Open Spaces and Thoughtful Flow
The layout of the office prioritizes openness and movement. Rather than cramming in as many desks as possible, the space breathes. There are areas designed for focused individual work, zones for collaboration, and comfortable spots for informal conversation. The goal is to give the team of 18 employees genuine agency over how and where they work within the building — echoing the autonomy that remote work provided, but within a shared, energizing physical space.
Massage and Physical Wellness
Perhaps the most luxurious touch is the inclusion of on-site massages. This isn't a gimmick. Physical tension is one of the most underappreciated drivers of cognitive fatigue. Chronic muscle tightness — the kind that builds up from hours at a desk — feeds directly into stress responses, reduces blood flow, and impairs focus. Offering access to massage therapy during the workday addresses the physical dimension of stress in a direct, evidence-based way. It also sends an unmistakable cultural message: your body matters here.
Why This Approach Could Reshape Workplace Strategy
What Hurman has built isn't just a nice office — it's a strategic argument. At a time when companies are burning trust by forcing return-to-office mandates on reluctant employees, Previously Unavailable is making a case that the better play is to invest in the environment itself. Attraction, not compulsion.
The Michelin-star analogy holds up well under scrutiny. A great restaurant doesn't drag customers in off the street. It creates an experience so carefully crafted that people seek it out, return to it, and tell others about it. Applied to the workplace, the same logic suggests that a genuinely exceptional office environment could become a powerful tool for recruiting and retaining talent — especially as competition for skilled, creative workers intensifies.

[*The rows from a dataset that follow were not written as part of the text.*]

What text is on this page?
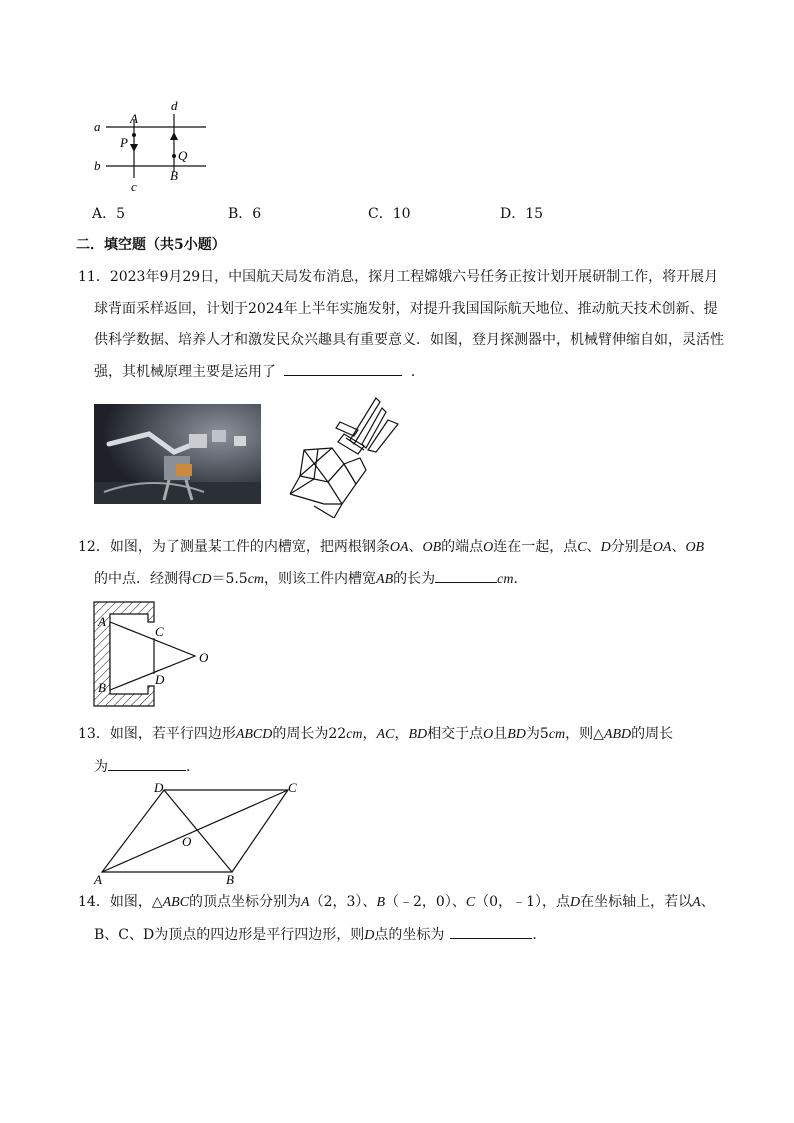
a
b
c
d
A
P
Q
B
A．5	B．6	C．10	D．15
二．填空题（共5小题）
11．2023年9月29日，中国航天局发布消息，探月工程嫦娥六号任务正按计划开展研制工作，将开展月
球背面采样返回，计划于2024年上半年实施发射，对提升我国国际航天地位、推动航天技术创新、提
供科学数据、培养人才和激发民众兴趣具有重要意义．如图，登月探测器中，机械臂伸缩自如，灵活性
强，其机械原理主要是运用了	．
12．如图，为了测量某工件的内槽宽，把两根钢条OA、OB的端点O连在一起，点C、D分别是OA、OB
的中点．经测得CD＝5.5cm，则该工件内槽宽AB的长为	cm．
A
B
C
D
O
13．如图，若平行四边形ABCD的周长为22cm，AC，BD相交于点O且BD为5cm，则△ABD的周长
为	．
A	B
C
D
O
14．如图，△ABC的顶点坐标分别为A（2，3）、B（﹣2，0）、C（0，﹣1），点D在坐标轴上，若以A、
B、C、D为顶点的四边形是平行四边形，则D点的坐标为	．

The Takeaway for Business Leaders
Not every company has the budget to commission a custom scent or hire a massage therapist. But the principle behind Previously Unavailable's approach is scalable. Start by auditing your office for unnecessary friction: is the lighting harsh? Is there noise with no escape? Are there any natural elements at all? Small, intentional improvements — a few well-placed plants, a designated quiet zone, better ergonomic furniture — can begin to shift the felt experience of a space.
The deeper lesson is philosophical. Hurman built his workspace around a single question: what would it feel like to treat employees with the same level of care and attention that a world-class restaurant shows its guests? If more leaders asked that question and then acted on the answer, the future of the office might look a great deal more like somewhere people actually want to be.